Updating Microsoft Exchange to a newer cumulative update (CU) is something many admins have been doing frequently over the last few weeks because of the major hack on Exchange 2016 and Exchange 2019 uncovered in March. Cumulative updates, for those new to Exchange, contain the previous list of fixes and updates and also new ones. Cumulative updates are basically full versions of Exchange. If you are running Exchange 2016 or Exchange 2019 and you have Symantec antivirus on the server, you need to take note of a feature in Symantec that seems to block the cumulative update from either copying, installing, or downloading. The feature I am referring to is called “Intrusion Prevention,” also known as IPS. While IPS is great for blocking ransomware attempts or other malware, it seems to perceive that Microsoft ISO files have invalid signatures and simply won’t allow you to do anything with the file.
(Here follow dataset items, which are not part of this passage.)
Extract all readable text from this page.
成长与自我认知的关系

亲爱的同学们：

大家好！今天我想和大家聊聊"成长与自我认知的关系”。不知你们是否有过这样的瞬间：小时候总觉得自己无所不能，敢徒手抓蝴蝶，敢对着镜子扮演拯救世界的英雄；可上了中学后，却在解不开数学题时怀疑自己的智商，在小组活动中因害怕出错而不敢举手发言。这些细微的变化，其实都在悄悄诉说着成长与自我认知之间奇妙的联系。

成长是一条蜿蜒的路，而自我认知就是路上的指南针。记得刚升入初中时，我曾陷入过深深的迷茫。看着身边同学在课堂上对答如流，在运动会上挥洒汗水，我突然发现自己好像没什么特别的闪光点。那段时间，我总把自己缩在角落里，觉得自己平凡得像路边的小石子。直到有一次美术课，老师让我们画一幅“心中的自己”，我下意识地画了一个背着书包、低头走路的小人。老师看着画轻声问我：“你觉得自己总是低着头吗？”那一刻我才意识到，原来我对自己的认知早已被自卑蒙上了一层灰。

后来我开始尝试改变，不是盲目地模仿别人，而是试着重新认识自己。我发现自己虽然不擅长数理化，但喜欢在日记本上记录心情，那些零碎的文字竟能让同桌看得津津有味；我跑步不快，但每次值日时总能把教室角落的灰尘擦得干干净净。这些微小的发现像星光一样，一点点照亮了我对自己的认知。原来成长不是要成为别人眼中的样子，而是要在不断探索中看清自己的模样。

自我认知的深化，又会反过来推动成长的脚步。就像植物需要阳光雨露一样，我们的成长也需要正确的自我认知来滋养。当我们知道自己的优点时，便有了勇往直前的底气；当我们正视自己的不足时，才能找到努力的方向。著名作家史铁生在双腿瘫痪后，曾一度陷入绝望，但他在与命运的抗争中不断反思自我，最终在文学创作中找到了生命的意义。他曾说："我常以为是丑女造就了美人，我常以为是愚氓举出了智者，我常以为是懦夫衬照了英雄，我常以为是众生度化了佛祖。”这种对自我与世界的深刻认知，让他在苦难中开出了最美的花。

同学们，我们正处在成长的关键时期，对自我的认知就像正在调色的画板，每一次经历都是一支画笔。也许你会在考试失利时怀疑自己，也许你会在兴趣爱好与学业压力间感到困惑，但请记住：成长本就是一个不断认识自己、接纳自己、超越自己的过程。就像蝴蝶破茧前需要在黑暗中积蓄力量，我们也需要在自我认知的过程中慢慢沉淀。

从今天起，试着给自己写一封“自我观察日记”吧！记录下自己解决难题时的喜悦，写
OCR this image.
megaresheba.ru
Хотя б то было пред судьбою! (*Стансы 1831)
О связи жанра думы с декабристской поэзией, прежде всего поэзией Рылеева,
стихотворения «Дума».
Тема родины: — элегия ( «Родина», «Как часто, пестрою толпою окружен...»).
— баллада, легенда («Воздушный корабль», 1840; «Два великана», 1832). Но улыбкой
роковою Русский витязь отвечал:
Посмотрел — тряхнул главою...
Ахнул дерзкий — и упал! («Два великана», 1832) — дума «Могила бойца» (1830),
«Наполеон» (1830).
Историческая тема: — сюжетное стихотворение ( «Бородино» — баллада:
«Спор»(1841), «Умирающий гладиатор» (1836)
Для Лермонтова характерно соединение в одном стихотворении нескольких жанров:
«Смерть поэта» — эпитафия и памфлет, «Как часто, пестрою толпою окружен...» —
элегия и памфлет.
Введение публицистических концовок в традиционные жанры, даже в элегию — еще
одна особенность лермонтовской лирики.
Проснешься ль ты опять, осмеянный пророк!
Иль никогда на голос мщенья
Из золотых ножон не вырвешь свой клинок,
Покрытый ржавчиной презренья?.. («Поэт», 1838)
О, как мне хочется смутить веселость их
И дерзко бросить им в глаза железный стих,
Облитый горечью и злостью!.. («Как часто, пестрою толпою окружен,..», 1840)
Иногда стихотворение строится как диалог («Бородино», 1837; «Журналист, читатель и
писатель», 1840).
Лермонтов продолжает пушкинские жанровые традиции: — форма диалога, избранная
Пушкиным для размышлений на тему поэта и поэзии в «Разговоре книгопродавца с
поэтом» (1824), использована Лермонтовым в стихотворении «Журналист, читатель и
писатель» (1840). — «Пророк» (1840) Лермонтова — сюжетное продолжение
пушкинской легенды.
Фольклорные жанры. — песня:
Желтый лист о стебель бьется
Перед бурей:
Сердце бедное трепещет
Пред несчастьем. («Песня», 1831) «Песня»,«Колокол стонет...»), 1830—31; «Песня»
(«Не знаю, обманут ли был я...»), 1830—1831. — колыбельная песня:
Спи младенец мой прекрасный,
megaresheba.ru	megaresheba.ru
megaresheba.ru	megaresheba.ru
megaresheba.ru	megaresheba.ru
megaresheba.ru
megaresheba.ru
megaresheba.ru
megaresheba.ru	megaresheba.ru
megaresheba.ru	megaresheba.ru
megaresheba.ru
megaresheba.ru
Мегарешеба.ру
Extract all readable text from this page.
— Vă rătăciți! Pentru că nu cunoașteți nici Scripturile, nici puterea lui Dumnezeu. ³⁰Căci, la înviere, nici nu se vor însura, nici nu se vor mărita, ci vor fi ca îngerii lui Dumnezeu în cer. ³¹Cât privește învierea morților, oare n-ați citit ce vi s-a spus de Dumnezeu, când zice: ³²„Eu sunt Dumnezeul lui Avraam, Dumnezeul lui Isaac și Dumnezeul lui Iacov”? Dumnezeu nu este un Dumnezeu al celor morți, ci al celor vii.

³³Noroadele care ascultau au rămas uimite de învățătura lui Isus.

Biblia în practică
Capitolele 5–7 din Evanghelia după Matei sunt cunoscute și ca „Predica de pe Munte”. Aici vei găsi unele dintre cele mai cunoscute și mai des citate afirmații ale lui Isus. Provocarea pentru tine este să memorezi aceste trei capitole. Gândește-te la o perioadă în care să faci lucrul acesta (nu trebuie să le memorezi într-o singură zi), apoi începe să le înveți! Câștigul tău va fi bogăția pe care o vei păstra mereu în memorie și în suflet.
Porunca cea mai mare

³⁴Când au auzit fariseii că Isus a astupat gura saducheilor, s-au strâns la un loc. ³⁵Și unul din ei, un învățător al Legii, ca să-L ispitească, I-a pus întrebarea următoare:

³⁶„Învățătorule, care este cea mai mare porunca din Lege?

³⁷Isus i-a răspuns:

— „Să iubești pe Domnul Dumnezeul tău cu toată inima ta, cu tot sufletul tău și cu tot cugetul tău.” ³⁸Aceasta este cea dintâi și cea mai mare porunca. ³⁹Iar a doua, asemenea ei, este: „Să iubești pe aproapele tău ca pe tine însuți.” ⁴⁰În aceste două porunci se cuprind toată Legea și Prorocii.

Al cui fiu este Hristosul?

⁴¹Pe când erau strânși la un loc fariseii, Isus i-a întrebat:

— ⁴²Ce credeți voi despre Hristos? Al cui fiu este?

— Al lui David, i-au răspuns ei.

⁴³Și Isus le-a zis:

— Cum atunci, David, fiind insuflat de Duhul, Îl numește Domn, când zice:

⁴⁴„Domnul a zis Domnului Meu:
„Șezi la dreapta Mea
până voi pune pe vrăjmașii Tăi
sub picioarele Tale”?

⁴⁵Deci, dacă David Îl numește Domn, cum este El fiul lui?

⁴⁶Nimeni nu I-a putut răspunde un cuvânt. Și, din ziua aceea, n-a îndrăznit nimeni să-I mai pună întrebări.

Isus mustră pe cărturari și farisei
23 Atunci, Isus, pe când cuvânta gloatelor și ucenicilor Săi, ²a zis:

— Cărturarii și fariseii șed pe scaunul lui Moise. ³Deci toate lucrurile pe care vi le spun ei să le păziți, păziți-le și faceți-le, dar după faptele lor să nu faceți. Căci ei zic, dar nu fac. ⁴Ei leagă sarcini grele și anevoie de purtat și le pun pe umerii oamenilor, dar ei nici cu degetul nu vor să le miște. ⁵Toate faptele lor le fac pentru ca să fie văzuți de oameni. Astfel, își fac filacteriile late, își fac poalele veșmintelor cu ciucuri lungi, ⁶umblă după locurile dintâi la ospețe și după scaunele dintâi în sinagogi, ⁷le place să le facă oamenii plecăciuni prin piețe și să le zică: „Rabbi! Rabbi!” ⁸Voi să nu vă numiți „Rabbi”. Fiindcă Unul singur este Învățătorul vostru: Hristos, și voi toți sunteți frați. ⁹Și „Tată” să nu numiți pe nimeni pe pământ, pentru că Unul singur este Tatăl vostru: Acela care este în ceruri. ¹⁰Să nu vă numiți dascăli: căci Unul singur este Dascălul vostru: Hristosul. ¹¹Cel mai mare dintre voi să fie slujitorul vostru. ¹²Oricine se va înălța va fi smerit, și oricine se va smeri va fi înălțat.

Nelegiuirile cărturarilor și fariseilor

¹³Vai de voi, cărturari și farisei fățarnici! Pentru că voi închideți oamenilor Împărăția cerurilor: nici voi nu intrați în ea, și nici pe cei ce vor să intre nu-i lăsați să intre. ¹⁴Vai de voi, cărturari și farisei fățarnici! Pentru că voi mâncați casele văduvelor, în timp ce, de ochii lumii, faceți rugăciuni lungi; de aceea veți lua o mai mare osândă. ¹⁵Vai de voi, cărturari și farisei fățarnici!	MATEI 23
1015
This means you cannot even mount it to run the upgrade or installation on an Exchange Server.
Updating Exchange with Symantec antivirus
How do you update an Exchange server with this issue? I spent a few hours troubleshooting and found that by uninstalling that option only and leaving the rest of Symantec intact, you can download, copy, and mount the Exchange 2016 or Exchange 2019 ISO without issues. The network speed copy also drastically improves from a few KB to 400MB/sec, depending on how fast your backend infrastructure is. I have found that when you remove this component, your copy should return, but you need to reboot. Even though it does not prompt you to reboot, Exchange will tell you there is a pending reboot from a previous installation.
If you head over to Programs and Features in the control panel, make sure you only click on Symantec, so you get the additional menu — if you double-click it, you basically uninstall Symantec. Click on the change button on the top, and you will get to the Symantec install wizard. When you get to the section where the core files are, you need to expand “Network and Host Exploit Mitigation” and then click the drop-down arrow next to “Intrusion Prevention” and select the option “Entire feature will be unavailable,” as you can see below:
Click next and then follow the prompts to continue with the uninstallation of that feature. The process takes a few minutes to complete. Once you click Finish, you will see a popup from Symantec that the networking has been restored. By this time, you should be able to copy the Exchange 2016 and Exchange 2019 CU and CU security updates across the network. We will not dive into an Exchange 2016 or 2019 installation, but you can now mount your ISO file, launch an elevated command prompt, and either run the upgrade or perform a new installation.
You still have antivirus protection on the server while you perform the install. Once you are done with the cumulative update and security update for that CU, you can come back and turn that feature back on. Once the install completes, simply reboot the server, and IPS protection will be active again. Similarly, ESET mail security version 7.2 for Exchange 2016 or Exchange 2019 displayed the exact symptoms. The only way to fix that was to downgrade to version 7.1. But now that version 7.3 is out, upgrade ESET.
Passing the blame
Both vendors blame Microsoft, even though it appears that it’s their products causing the issue. Nevertheless, we have a workaround. With IPS disabled on your Exchange Server, if you are running Symantec or on ESET V7.2, you may notice strange errors in the event logs like the Exchange Servers constantly losing access to the domain controllers and cycling through them often. Your logs are full of warnings and errors because OWA has to keep restarting along with EWS. Then you get all the ASP.NET errors. A reboot fixes that for a few minutes before it all returns. Here is an example of this:
Intrusion Prevention causes these errors, and you may be wondering, “Why have I not whitelisted Exchange?” Well, I have whitelisted all the folder paths and processes, but IPS does not seem to look at it. IPS also does not write a signature to the event logs on the antivirus product, so you cannot grab a hash and whitelist it. If you reach out to the vendor and ask them to provide you with the hashes as Exchange should have the same for each version, they advise they cannot give it to you because it is not in the logs, and you need to open a call with Microsoft. You can see this becomes a ping-pong match.
Take this a step further: If you have IPS enabled, you cannot reseed a database copy on Exchange. It simply closes the connection after five minutes and hangs. The moment you disable IPS, you can reseed your Exchange database without error. Once the reseed has completed, the DAG runs fine, which does not make sense as it is still pulling/pushing log files over the network.
While I do not have an answer about the IPS whitelisting, I can tell you if you need to disable IPS temporarily to ensure that your systems run smoothly, you can. Just remember you do not have Intrusion Prevention protection enabled, but at least you have AV on the server and don’t end up with corruption.